In total, English clubs spent more between them than the rest of the top European leagues put together (£225 million) – and all this at a time when UEFA is attempting to cut back the gross overspending by European, and in particular English, clubs. Despite their best efforts though, as long as clubs can counter their losses with profits there is no actual limit on how much you are allowed to spend.
With the market not showing any signs of slowing down any time soon then, it would perhaps be wise of the J.League to reconsider the way that it conducts its own transfer activity.
Players here almost always move to a new club without a fee, by virtue of the fact that they are usually only on one-year contracts. This (and the vastly inferior budgets Japanese clubs operate on, of course) does prevent the crazy spending (and levels of debt) that occurs in England, but it also means that clubs very rarely make any kind of profit on players they are producing.
The disparity is most clear when Japanese players transfer from the J.League to a European club and has recently been highlighted by rumours that Manchester United and Atletico Madrid are considering £20 million + offers to sign Shinji Kagawa from Borussia Dortmund.
Kagawa moved to the Bundesliga last summer for a nominal fee believed to be about £300,000 – a payment that was seen as a ‘goodwill gesture’ by the German side, with Kagawa having a clause in his Cerezo Osaka contract that stated he could move to Europe for free.
Such exceptions are not uncommon in Japan and while I appreciate the gesture behind them (more Japanese players in Europe equals a stronger Japan national team and greater awareness of the J.League), it is time for a change.
In the past year there has been an explosion in the number of players moving from Japan to Europe, but almost all of the transfers involved no fee.

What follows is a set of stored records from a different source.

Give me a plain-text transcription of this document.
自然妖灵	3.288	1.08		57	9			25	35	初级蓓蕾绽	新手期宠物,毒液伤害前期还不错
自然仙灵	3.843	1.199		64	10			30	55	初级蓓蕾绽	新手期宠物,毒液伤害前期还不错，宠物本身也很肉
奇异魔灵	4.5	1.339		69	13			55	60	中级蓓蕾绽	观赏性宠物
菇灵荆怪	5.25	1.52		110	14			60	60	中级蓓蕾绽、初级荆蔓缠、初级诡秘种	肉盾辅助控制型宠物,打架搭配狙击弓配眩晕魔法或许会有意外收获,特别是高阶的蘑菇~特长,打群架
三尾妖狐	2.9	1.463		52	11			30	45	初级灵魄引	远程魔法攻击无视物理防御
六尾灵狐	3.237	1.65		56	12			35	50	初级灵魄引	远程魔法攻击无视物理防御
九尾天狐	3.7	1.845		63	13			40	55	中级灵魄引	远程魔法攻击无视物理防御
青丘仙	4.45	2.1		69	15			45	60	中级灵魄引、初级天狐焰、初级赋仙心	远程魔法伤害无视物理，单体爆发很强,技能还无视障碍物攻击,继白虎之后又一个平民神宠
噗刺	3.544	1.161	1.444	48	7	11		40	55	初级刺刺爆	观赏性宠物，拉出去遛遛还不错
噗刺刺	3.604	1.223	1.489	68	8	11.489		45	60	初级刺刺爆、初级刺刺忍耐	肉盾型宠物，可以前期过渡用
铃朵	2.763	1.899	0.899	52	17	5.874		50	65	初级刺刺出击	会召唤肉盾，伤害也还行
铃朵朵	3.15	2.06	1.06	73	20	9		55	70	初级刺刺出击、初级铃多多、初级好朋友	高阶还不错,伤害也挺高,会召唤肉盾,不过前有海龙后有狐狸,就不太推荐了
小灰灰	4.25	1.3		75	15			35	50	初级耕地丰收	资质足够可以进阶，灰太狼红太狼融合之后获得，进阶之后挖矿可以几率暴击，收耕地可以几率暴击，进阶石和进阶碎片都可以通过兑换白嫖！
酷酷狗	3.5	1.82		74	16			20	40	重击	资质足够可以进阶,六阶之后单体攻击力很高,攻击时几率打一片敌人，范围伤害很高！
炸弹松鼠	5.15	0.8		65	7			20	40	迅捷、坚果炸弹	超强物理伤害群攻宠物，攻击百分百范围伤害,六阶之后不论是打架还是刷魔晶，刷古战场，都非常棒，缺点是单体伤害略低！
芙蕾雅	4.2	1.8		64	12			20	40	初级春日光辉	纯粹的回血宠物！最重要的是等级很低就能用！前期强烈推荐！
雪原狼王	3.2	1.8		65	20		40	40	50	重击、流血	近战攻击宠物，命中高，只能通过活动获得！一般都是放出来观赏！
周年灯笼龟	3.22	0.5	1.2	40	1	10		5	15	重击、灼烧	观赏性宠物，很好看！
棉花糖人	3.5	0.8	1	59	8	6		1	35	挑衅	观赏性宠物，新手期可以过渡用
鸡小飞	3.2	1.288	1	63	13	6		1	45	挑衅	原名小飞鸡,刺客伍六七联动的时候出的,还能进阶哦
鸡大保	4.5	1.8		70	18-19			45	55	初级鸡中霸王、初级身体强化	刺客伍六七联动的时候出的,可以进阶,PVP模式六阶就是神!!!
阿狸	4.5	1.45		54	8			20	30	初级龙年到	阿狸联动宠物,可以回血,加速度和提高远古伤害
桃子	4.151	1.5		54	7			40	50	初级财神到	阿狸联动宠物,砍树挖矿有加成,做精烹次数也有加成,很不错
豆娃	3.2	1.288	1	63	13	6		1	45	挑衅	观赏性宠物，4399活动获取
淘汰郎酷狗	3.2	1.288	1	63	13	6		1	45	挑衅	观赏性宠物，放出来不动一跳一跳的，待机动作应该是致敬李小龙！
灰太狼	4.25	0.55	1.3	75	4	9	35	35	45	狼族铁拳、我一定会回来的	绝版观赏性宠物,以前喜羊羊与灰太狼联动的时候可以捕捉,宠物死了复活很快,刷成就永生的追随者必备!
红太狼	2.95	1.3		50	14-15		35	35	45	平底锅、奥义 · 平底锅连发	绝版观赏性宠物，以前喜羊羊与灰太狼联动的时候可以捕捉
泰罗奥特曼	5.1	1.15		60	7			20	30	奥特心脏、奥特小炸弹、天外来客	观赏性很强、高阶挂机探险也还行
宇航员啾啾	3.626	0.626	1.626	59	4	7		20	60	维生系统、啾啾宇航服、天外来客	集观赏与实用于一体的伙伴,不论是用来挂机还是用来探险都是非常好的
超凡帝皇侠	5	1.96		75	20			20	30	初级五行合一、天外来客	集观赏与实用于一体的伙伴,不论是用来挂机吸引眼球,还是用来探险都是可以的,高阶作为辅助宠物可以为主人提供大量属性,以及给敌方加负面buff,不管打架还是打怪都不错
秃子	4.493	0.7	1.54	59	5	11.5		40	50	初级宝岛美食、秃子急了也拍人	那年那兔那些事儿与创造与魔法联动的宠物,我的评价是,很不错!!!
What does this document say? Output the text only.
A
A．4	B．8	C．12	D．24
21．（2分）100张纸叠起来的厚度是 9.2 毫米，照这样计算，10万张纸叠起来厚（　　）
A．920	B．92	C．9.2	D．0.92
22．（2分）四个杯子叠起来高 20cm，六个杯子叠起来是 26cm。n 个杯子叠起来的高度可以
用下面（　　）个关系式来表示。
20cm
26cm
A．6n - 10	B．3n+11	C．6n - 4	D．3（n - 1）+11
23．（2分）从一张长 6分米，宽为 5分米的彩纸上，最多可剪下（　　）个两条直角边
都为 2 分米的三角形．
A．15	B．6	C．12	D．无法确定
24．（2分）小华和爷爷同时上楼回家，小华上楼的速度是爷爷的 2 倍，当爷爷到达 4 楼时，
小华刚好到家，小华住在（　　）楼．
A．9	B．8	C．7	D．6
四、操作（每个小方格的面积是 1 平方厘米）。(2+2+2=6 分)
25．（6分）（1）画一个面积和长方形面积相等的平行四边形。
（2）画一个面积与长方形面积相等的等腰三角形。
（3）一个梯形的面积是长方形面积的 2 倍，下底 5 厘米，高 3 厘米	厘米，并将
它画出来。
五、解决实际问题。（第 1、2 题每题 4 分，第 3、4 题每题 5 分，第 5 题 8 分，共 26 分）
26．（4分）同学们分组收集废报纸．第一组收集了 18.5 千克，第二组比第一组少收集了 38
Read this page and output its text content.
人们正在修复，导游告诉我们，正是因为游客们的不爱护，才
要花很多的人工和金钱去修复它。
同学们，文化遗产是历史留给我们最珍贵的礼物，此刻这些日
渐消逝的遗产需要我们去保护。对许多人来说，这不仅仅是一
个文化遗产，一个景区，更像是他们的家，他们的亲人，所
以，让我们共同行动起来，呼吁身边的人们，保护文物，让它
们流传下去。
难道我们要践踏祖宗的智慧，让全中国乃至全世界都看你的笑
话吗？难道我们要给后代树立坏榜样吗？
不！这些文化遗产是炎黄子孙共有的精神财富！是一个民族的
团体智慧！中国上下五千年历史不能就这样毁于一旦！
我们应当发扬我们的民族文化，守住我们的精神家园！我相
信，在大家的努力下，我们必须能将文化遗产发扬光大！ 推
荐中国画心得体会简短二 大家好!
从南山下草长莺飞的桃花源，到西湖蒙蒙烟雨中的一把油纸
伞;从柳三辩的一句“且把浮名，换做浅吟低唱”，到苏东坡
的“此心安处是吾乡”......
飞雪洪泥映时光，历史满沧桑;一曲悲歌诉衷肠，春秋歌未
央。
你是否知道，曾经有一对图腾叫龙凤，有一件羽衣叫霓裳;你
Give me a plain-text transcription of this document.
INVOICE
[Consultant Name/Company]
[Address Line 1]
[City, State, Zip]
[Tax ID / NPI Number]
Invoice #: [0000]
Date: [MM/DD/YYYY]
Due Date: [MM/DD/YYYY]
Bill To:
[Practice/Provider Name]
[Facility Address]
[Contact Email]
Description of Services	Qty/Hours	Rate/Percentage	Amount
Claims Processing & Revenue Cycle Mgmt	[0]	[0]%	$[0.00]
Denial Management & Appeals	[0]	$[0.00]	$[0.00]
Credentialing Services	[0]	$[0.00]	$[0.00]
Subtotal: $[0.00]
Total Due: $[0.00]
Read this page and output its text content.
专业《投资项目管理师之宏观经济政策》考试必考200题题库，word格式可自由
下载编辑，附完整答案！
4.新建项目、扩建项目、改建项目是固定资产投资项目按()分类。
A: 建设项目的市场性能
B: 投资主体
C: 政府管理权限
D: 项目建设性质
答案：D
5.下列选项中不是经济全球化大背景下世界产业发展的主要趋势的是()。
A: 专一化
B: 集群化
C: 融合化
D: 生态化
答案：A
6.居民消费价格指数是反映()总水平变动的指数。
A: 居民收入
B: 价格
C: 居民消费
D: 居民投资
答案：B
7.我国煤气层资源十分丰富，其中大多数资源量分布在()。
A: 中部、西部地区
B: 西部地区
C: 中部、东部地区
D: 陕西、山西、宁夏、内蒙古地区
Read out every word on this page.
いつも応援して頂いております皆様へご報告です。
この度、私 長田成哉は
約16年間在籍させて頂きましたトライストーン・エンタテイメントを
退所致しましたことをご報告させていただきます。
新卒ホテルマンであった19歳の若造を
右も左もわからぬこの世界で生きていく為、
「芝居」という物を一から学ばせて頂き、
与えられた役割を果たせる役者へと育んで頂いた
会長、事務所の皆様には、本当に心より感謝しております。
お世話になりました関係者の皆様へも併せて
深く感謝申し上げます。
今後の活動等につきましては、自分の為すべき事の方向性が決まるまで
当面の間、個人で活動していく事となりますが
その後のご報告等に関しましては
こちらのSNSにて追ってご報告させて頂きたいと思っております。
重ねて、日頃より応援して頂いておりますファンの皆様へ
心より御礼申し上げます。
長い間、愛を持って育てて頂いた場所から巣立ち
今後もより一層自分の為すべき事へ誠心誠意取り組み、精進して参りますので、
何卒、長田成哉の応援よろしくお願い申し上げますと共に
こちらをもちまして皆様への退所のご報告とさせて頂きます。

How can J.League clubs continue to develop if no money is coming in to compensate for the departure of their best players? They can carry on nurturing young talent, but if European clubs then pluck them away a year or two down the line as well that is hardly conducive to the long-term growth of the J.League.
FC Tokyo are doing well to hold out for a fee for Yuto Nagatomo, and Omiya Ardija and Gamba Osaka’s shrewdness in tying Rafael and Takashi Usami down to longer-term contracts demonstrates that clubs are aware of the situation. With European sides taking an increased interest in Japan’s talented youngsters though, the practice should become more widespread, and fast.
A good place to start would be in Yokohama, and Marinos could do a lot worse than tie Yuji Ono down to an improved deal as quickly as possible. Seeing an academy graduate progress overseas is undoubtedly fulfilling but, unfortunately, it doesn’t pay too many bills in today’s game.